People began showing up as much as an hour early for the festival. By 9:30am it was as crowded as the peak of the last festival we did.







The festival organizer had positioned us as the vendor closest to the live music stage.







They had a dining area just behind our smoker where the other food vendors were positioned.







Our setup













The RF loaded up with butts, brisket, chicken quarters and pork shots.







The warming box filling up with butts and beans.


----------



## mballi3011 (Nov 7, 2011)

It all looks and sounds pretty darn good till a fire ha. Glad you folks had a good time and made some money to boot. Yea Butt Bro's


----------



## solaryellow (Nov 7, 2011)

It took me 20 minutes to put that damn fire out. The weekend after next we are going to fix that problem.


----------



## bmudd14474 (Nov 7, 2011)

Congrats Joel.

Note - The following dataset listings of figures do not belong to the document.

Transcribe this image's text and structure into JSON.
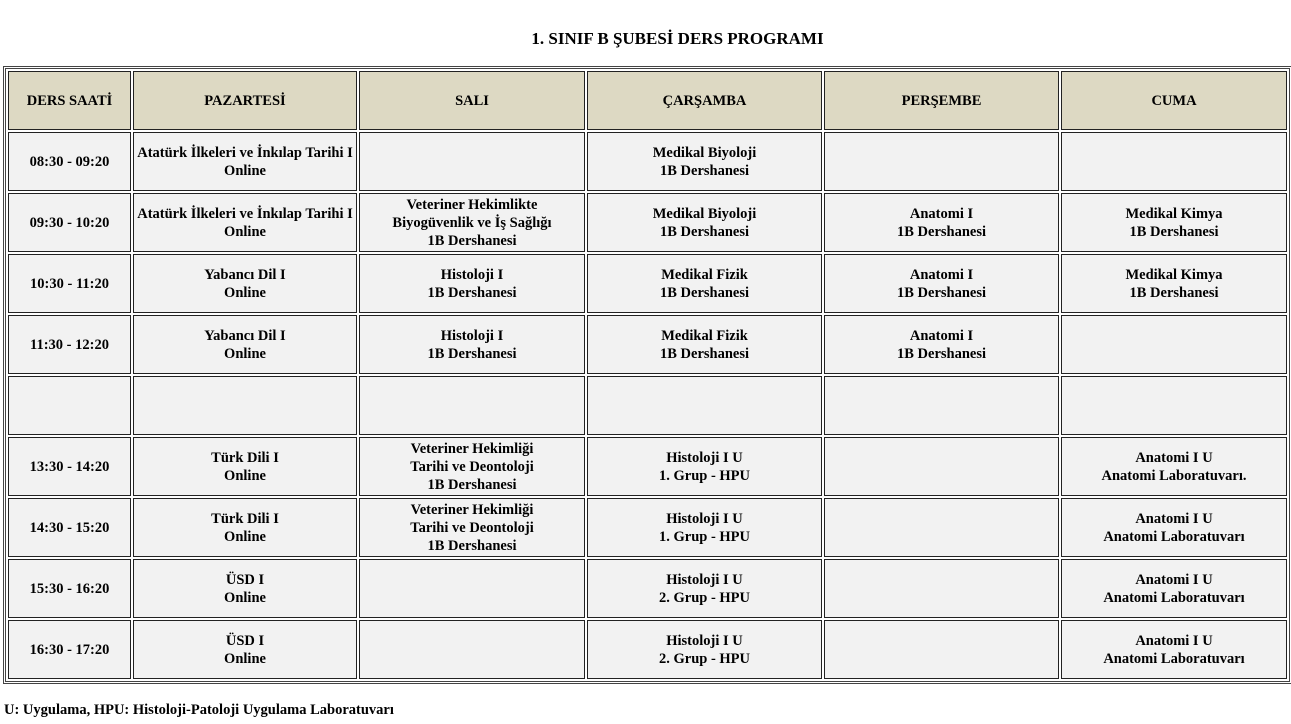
{
  "title": "1. SINIF B ŞUBESİ DERS PROGRAMI",
  "headers": [
    "DERS SAATİ",
    "PAZARTESİ",
    "SALI",
    "ÇARŞAMBA",
    "PERŞEMBE",
    "CUMA"
  ],
  "rows": [
    {
      "time": "08:30 - 09:20",
      "cells": [
        [
          "Atatürk İlkeleri ve İnkılap Tarihi I",
          "Online"
        ],
        [],
        [
          "Medikal Biyoloji",
          "1B Dershanesi"
        ],
        [],
        []
      ]
    },
    {
      "time": "09:30 - 10:20",
      "cells": [
        [
          "Atatürk İlkeleri ve İnkılap Tarihi I",
          "Online"
        ],
        [
          "Veteriner Hekimlikte",
          "Biyogüvenlik ve İş Sağlığı",
          "1B Dershanesi"
        ],
        [
          "Medikal Biyoloji",
          "1B Dershanesi"
        ],
        [
          "Anatomi I",
          "1B Dershanesi"
        ],
        [
          "Medikal Kimya",
          "1B Dershanesi"
        ]
      ]
    },
    {
      "time": "10:30 - 11:20",
      "cells": [
        [
          "Yabancı Dil I",
          "Online"
        ],
        [
          "Histoloji I",
          "1B Dershanesi"
        ],
        [
          "Medikal Fizik",
          "1B Dershanesi"
        ],
        [
          "Anatomi I",
          "1B Dershanesi"
        ],
        [
          "Medikal Kimya",
          "1B Dershanesi"
        ]
      ]
    },
    {
      "time": "11:30 - 12:20",
      "cells": [
        [
          "Yabancı Dil I",
          "Online"
        ],
        [
          "Histoloji I",
          "1B Dershanesi"
        ],
        [
          "Medikal Fizik",
          "1B Dershanesi"
        ],
        [
          "Anatomi I",
          "1B Dershanesi"
        ],
        []
      ]
    },
    {
      "time": "",
      "cells": [
        [],
        [],
        [],
        [],
        []
      ]
    },
    {
      "time": "13:30 - 14:20",
      "cells": [
        [
          "Türk Dili I",
          "Online"
        ],
        [
          "Veteriner Hekimliği",
          "Tarihi ve Deontoloji",
          "1B Dershanesi"
        ],
        [
          "Histoloji I U",
          "1. Grup - HPU"
        ],
        [],
        [
          "Anatomi I U",
          "Anatomi Laboratuvarı."
        ]
      ]
    },
    {
      "time": "14:30 - 15:20",
      "cells": [
        [
          "Türk Dili I",
          "Online"
        ],
        [
          "Veteriner Hekimliği",
          "Tarihi ve Deontoloji",
          "1B Dershanesi"
        ],
        [
          "Histoloji I U",
          "1. Grup - HPU"
        ],
        [],
        [
          "Anatomi I U",
          "Anatomi Laboratuvarı"
        ]
      ]
    },
    {
      "time": "15:30 - 16:20",
      "cells": [
        [
          "ÜSD I",
          "Online"
        ],
        [],
        [
          "Histoloji I U",
          "2. Grup - HPU"
        ],
        [],
        [
          "Anatomi I U",
          "Anatomi Laboratuvarı"
        ]
      ]
    },
    {
      "time": "16:30 - 17:20",
      "cells": [
        [
          "ÜSD I",
          "Online"
        ],
        [],
        [
          "Histoloji I U",
          "2. Grup - HPU"
        ],
        [],
        [
          "Anatomi I U",
          "Anatomi Laboratuvarı"
        ]
      ]
    }
  ],
  "footer": "U: Uygulama, HPU: Histoloji-Patoloji Uygulama Laboratuvarı",
  "colors": {
    "header_bg": "#ddd9c3",
    "cell_bg": "#f2f2f2"
  }
}
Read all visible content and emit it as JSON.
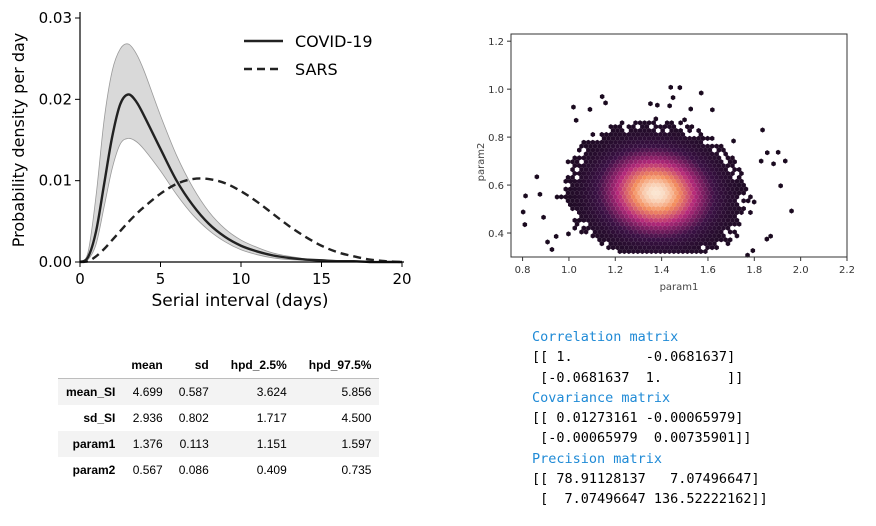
{
  "chart_data": [
    {
      "type": "line",
      "title": "",
      "xlabel": "Serial interval (days)",
      "ylabel": "Probability density per day",
      "xlim": [
        0,
        20
      ],
      "ylim": [
        0,
        0.03
      ],
      "xticks": [
        "0",
        "5",
        "10",
        "15",
        "20"
      ],
      "yticks": [
        "0.00",
        "0.01",
        "0.02",
        "0.03"
      ],
      "legend": "top-right",
      "series": [
        {
          "name": "COVID-19",
          "style": "solid",
          "x": [
            0,
            0.5,
            1,
            1.5,
            2,
            2.5,
            3,
            3.5,
            4,
            5,
            6,
            7,
            8,
            9,
            10,
            11,
            12,
            13,
            14,
            15,
            16,
            17,
            18,
            19,
            20
          ],
          "values": [
            0,
            0.0006,
            0.0038,
            0.0096,
            0.0154,
            0.0194,
            0.0206,
            0.0197,
            0.0179,
            0.0139,
            0.01,
            0.007,
            0.0047,
            0.0031,
            0.002,
            0.0013,
            0.0008,
            0.0005,
            0.0003,
            0.0002,
            0.0001,
            0.0001,
            0,
            0,
            0
          ],
          "band_lower": [
            0,
            0.0003,
            0.0022,
            0.0068,
            0.0115,
            0.0145,
            0.0152,
            0.0148,
            0.0138,
            0.0112,
            0.0083,
            0.0058,
            0.0039,
            0.0025,
            0.0015,
            0.0009,
            0.0005,
            0.0003,
            0.0002,
            0.0001,
            0,
            0,
            0,
            0,
            0
          ],
          "band_upper": [
            0,
            0.0012,
            0.0082,
            0.0175,
            0.0235,
            0.0262,
            0.0268,
            0.0256,
            0.0234,
            0.018,
            0.0131,
            0.0092,
            0.0062,
            0.0041,
            0.0027,
            0.0018,
            0.0011,
            0.0007,
            0.0004,
            0.0003,
            0.0002,
            0.0001,
            0.0001,
            0,
            0
          ]
        },
        {
          "name": "SARS",
          "style": "dashed",
          "x": [
            0,
            0.5,
            1,
            1.5,
            2,
            2.5,
            3,
            3.5,
            4,
            5,
            6,
            7,
            8,
            9,
            10,
            11,
            12,
            13,
            14,
            15,
            16,
            17,
            18,
            19,
            20
          ],
          "values": [
            0,
            0.0001,
            0.0007,
            0.0016,
            0.0027,
            0.0038,
            0.0049,
            0.0059,
            0.0068,
            0.0084,
            0.0096,
            0.0102,
            0.0102,
            0.0097,
            0.0087,
            0.0074,
            0.0059,
            0.0044,
            0.0031,
            0.002,
            0.0012,
            0.0007,
            0.0003,
            0.0001,
            0
          ]
        }
      ]
    },
    {
      "type": "heatmap",
      "title": "",
      "xlabel": "param1",
      "ylabel": "param2",
      "xlim": [
        0.75,
        2.2
      ],
      "ylim": [
        0.3,
        1.23
      ],
      "xticks": [
        "0.8",
        "1.0",
        "1.2",
        "1.4",
        "1.6",
        "1.8",
        "2.0",
        "2.2"
      ],
      "yticks": [
        "0.4",
        "0.6",
        "0.8",
        "1.0",
        "1.2"
      ],
      "distribution": {
        "mean": [
          1.376,
          0.567
        ],
        "covariance": [
          [
            0.01273161,
            -0.00065979
          ],
          [
            -0.00065979,
            0.00735901
          ]
        ]
      },
      "colors": {
        "background": "#ffffff",
        "low": "#1a0a1f",
        "mid": "#b5297a",
        "high": "#f48f5e",
        "peak": "#fbe6d2"
      }
    },
    {
      "type": "table",
      "columns": [
        "",
        "mean",
        "sd",
        "hpd_2.5%",
        "hpd_97.5%"
      ],
      "rows": [
        {
          "label": "mean_SI",
          "values": [
            "4.699",
            "0.587",
            "3.624",
            "5.856"
          ]
        },
        {
          "label": "sd_SI",
          "values": [
            "2.936",
            "0.802",
            "1.717",
            "4.500"
          ]
        },
        {
          "label": "param1",
          "values": [
            "1.376",
            "0.113",
            "1.151",
            "1.597"
          ]
        },
        {
          "label": "param2",
          "values": [
            "0.567",
            "0.086",
            "0.409",
            "0.735"
          ]
        }
      ]
    }
  ],
  "matrices": [
    {
      "title": "Correlation matrix",
      "lines": [
        "[[ 1.         -0.0681637]",
        " [-0.0681637  1.        ]]"
      ]
    },
    {
      "title": "Covariance matrix",
      "lines": [
        "[[ 0.01273161 -0.00065979]",
        " [-0.00065979  0.00735901]]"
      ]
    },
    {
      "title": "Precision matrix",
      "lines": [
        "[[ 78.91128137   7.07496647]",
        " [  7.07496647 136.52222162]]"
      ]
    }
  ],
  "colors": {
    "band": "#d9d9d9",
    "line": "#222222",
    "matrix_title": "#1f8ad6"
  }
}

That is awesome.


----------



## tiki guy (Nov 7, 2011)

*Looks like a good time , and some nice smoking going on , wish I was there !*


----------



## boykjo (Nov 7, 2011)

I bet you and your crew were some whooped puppies when it was all done.........

Great job...........
	

	
	
		
		



		
		
	


	





Joe


----------



## ptcruiserguy (Nov 7, 2011)

Excellent job!! My hat is off to you and all of your crew.

Even though the story was quite long, I still enjoyed reading it very much.

Glad everything turned out for ya'll.

Mike


----------



## solaryellow (Nov 7, 2011)

Thanks guys!

We were whooped alright Joe. I felt like Jerry all day yesterday.


----------



## daveomak (Nov 8, 2011)

Congrats on a sucessful weekend... Enjoyed reading your thread.... You must have an incredible crew to make all that happen without a hitch.... 
	

	
	
		
		



		
		
	


	





  .... (fire excluded)

Dave


----------



## supercenterchef (Nov 13, 2011)

congrats...I, personally, enjoyed the novel and look forward to more stories of your success!


----------



## solaryellow (Nov 13, 2011)

Thanks Dave and Chef!

And yes Dave, we have an incredible crew that was willing to work for nothing. Thankfully we were able to give everyone some cash for helping us. One more of these and our investment in the smoker should be paid off which is really saying something.


----------